Soon, 16 other universities and 11 colleges join the protest and stage a national shutdown: none of these institutions will work until the demands are met. After the Minister of Higher Education announces that the fees will only rise by 6% and mocks the students in the process, the demonstrations spread out from the campuses and reach the streets of all major cities, where the participants are joined by organisations such as the Progressive Youth Alliance and parliamentary party Economic Freedom Fighters. The vastness of the movement forces President Zuma to promise a full annulment of the rise in fees, but this is where the movement itself starts showing cracks. Even with just a regular fee, most universities are out of reach for the poor, black population. Also, divisions along gender and sexual orientation lines start to emerge, and when the 2016 school year starts, the campuses are flooded by private security, intimidating the students when they are seen meeting in groups. As a new wave of protests begins, the government deploys police armed with rubber bullets and tear gas, escalating the situation immeasurably. And Habib's role in this is in no way an innocent one…
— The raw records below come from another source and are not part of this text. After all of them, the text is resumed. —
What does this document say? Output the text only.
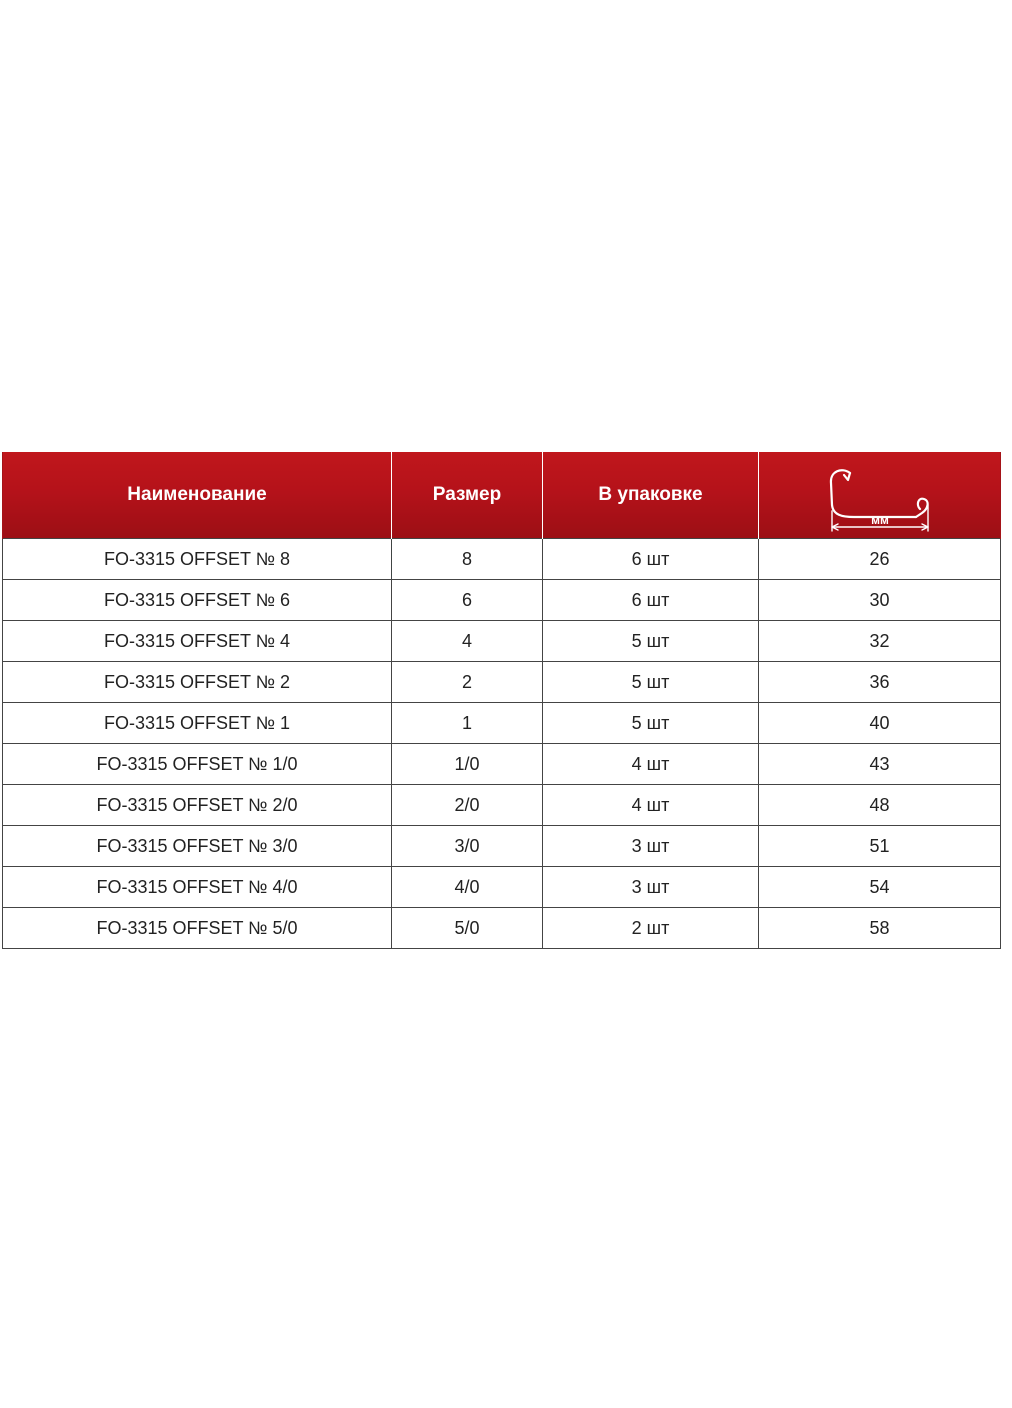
Наименование	Размер	В упаковке	мм

FO-3315 OFFSET № 8	8	6 шт	26
FO-3315 OFFSET № 6	6	6 шт	30
FO-3315 OFFSET № 4	4	5 шт	32
FO-3315 OFFSET № 2	2	5 шт	36
FO-3315 OFFSET № 1	1	5 шт	40
FO-3315 OFFSET № 1/0	1/0	4 шт	43
FO-3315 OFFSET № 2/0	2/0	4 шт	48
FO-3315 OFFSET № 3/0	3/0	3 шт	51
FO-3315 OFFSET № 4/0	4/0	3 шт	54
FO-3315 OFFSET № 5/0	5/0	2 шт	58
It is a long and complicated story, and Desai shows admirable focus in telling it. He mostly follows the events at the Wits, although other schools in the country did significant things, like removing the statue of apartheid ideologue Cecil John Rhodes at the University of Cape Town. The decision to focus primarily on the women student leaders is also significant because of the inevitably intersectional nature of any protest in South Africa. 

The director uses large, slogan-like narrative titles to underline particular scenes, especially in numerous segments showing conflicts with the police, and adds in tweets from student leaders, reflecting on the key role of social media in the movement. The historical background is laid out concisely throughout the film, and all of the interviewees are more than well versed in the legacy and importance of social struggle in the country – and worldwide. Like many popular movements, Fees Must Fall has displayed many shortcomings, but this movie proves that it was undeniably a crucial instrument of tumultuous social change.

Everything Must Fall is a co-production by South Africa’s Uhuru Productions, the Netherlands’ IKONDocs and Belgium’s Story House. Germany’s Deckert Distribution has the international rights.